I thought I had a leaky pipe below my kitchen sink but we have confirmed there are no leaks.  The cabinet floor is quite damp.

Beneath the cabinet there is a toekick vent that is not attached to a duct.  When I removed the vent I can see a duct coming up through the subfloor.  The space beneath the cabinet is acting as the plenum for the AC.  I imagine the hot water pipe in that space sweats and the moisture is dampening the board.  Has anyone encountered this before?

 
I have seen this before, unfortunately many times.

One quick fix would be pipe wrap insulation on your hot water pipe.
 
Get a tin-knocker to make you a duct to go from floor vent to toekick outlet.  Given the location, a flex vent might be the only answer. 
 
Go to a big box store, get a 90° wall stack boot, bend the drywall flange 90°, screw to floor and seal, direct stack side to and out toe kick. Easy peezey....

Tom
 
Good job identifying the issue. Many would have assumed a leaking pipe.

It’s probably possible to fix this yourself and MAY be possible with standard HVAC fittings.  Unfortunately, I think you will have to remove a section of the floor of the cabinet in order to make the repair. If well planned, one can remove the section, retro fit the duct and replace the removed piece.
 
My cabinet under the cooktop had the conditioned air coming out like you describe.  When I replaced the cabinet, I built a little duct with sides of 3/4 softwood and a top of galvanized sheet metal.  It pushes the air out holes I drilled in the toekick. 
 
popechop said:
I imagine the hot water pipe in that space sweats and the moisture is dampening the board.
Sweating is water condensating on a surface that is below the dew point (temperature) of the ambient air.

Likely the hot water pipe isn't your problem as it'll likely be warmer than the air (= no condensation on it), with a cold water pipe this will be much different.

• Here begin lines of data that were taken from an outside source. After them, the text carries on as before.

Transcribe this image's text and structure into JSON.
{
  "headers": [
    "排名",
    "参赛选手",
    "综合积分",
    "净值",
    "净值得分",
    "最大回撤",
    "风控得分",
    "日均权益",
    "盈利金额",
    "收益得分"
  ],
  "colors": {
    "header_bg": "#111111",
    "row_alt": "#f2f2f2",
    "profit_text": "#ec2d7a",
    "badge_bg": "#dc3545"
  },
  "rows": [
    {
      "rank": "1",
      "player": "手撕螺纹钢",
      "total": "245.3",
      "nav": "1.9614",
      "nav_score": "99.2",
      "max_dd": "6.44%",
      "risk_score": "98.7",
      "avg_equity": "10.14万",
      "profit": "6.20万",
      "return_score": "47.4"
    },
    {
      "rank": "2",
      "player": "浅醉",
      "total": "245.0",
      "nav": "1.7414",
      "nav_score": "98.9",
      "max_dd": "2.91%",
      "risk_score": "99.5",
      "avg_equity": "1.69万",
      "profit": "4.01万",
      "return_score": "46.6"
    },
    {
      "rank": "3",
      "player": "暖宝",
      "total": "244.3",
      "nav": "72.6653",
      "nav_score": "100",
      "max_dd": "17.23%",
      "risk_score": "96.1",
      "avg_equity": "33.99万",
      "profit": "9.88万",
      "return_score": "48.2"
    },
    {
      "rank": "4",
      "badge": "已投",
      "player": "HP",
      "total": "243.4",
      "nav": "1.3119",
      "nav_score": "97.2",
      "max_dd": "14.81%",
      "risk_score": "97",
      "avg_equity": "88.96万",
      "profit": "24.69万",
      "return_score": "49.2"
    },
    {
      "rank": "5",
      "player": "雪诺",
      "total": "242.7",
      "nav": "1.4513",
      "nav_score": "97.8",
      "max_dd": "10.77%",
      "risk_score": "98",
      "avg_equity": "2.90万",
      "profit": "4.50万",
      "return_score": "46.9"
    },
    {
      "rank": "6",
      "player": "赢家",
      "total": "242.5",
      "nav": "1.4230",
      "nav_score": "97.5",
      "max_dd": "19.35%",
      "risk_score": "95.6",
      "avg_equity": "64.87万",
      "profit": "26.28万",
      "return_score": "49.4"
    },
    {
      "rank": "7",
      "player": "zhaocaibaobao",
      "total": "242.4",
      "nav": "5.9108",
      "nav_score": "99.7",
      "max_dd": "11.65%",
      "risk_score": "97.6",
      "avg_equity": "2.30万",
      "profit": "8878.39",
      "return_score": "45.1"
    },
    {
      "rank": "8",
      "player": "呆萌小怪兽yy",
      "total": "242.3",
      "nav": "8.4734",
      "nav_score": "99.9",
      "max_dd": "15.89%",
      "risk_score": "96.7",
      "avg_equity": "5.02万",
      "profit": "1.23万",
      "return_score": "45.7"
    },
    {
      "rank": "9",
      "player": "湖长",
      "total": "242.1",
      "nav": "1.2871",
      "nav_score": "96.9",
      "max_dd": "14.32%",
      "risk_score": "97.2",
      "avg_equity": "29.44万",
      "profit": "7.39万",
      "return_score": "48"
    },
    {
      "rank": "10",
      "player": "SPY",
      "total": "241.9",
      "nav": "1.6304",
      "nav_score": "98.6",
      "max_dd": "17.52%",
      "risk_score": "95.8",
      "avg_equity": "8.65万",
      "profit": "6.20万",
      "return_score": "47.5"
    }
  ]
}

I suspect your AC is pulling outside air in, cooling it down, then releasing at the location you have the problem.

And with the cooling there is your problem: it reduces the temperature, through this the relative humidity if the air increases (up to it being saturated or, when cooling further, even directly condensing inside the AC - that's why they need a drain when in cooling mode), with that the dew point goes nearer (or to) the outlet air temperature of your AC.

Cool saturated air down even a little (or pipe it into an area with surfaces at a lower temperature) and you'll have instant condensation.

So let's say you have a hot damp day outside and you AC on to have it comfy, your AC most likely will feed your home with water vapor saturated air, which is no problem as long as the inside is warmer. But after the AC ran long enough (to cool the box it's venting into to the target temperature) you some °(C or F dosn't matter) more inside would be nicer and turn up the thermostat: the air from the AC will come in warmer but still saturated, and sees a colder surface...
 
styrofoam insulation attached to the underside floor of the cabinet is usually enough.